X (bv; belanghebbende) heeft tegen de voldoening van BPM bezwaar gemaakt. Het bezwaar is niet-ontvankelijk verklaard wegens termijnoverschrijding. Het beroep van X is door Rechtbank Gelderland kennelijk ongegrond verklaard. Het verzet tegen die ongegrondverklaring is eveneens ongegrond verklaard. De Rechtbank heeft in de loop van het verzetgeding de gemachtigde van X geweigerd wegens ernstige bezwaren tegen die gemachtigde (hierna: A). Het taalgebruik van gemachtigde is ongepast, onfatsoenlijk, beledigend en respectloos naar de wederpartij, de rechtspraak en een individuele rechter.

In deze cassatieprocedure treedt de door Rechtbank als gemachtigde geweigerde A op als gemachtigde.
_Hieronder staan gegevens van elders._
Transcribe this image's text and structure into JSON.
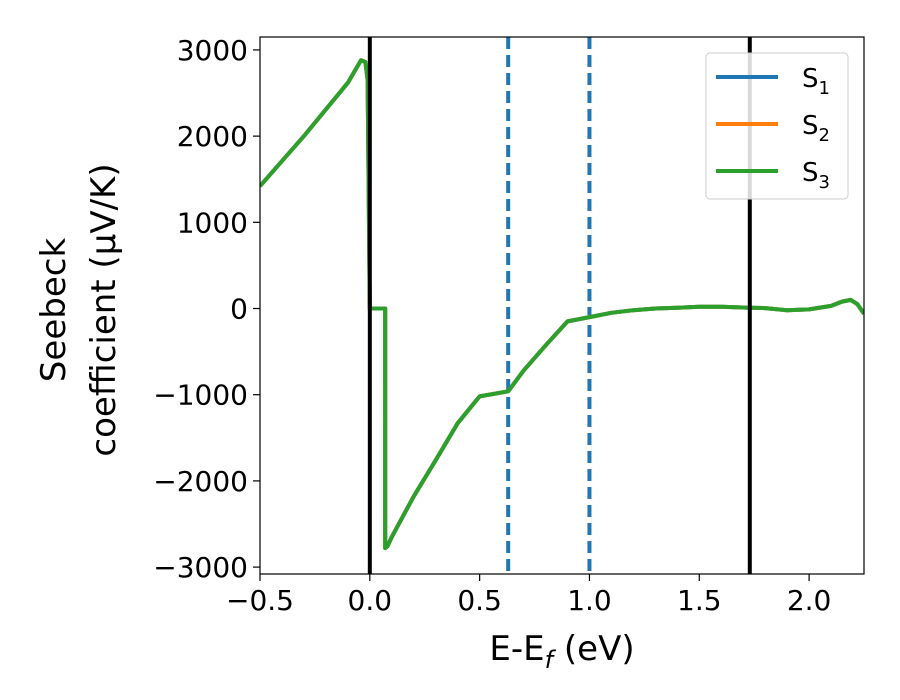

Hij bestrijdt alleen de weigering van de gemachtigde.

Aangezien het oordeel inzake ernstige bezwaren tegen de persoon van een gemachtigde of bijstandverlener naar zijn aard in hoge mate is verweven met feitelijke waarderingen, kan de Hoge Raad de motivering daarvan alleen toetsen op onbegrijpelijkheid. Tegen de beslissing om met toepassing van artikel 8:25, lid 1, Awb een persoon als gemachtigde of bijstandverlener te weigeren, staat geen afzonderlijk rechtsmiddel open. Dat neemt niet weg dat degene die een rechtsmiddel kan aanwenden tegen de uitspraak van de rechter die artikel 8:25, lid 1, Awb heeft toegepast, ook die toepassing aan het oordeel van de hogere rechter kan onderwerpen. Geen rechtsregel staat in de weg aan de ontvankelijkheid van een rechtsmiddel tegen een uitspraak als de daarbij aangevoerde gronden alleen zien op de weigeringsbeslissing, aldus de Hoge Raad.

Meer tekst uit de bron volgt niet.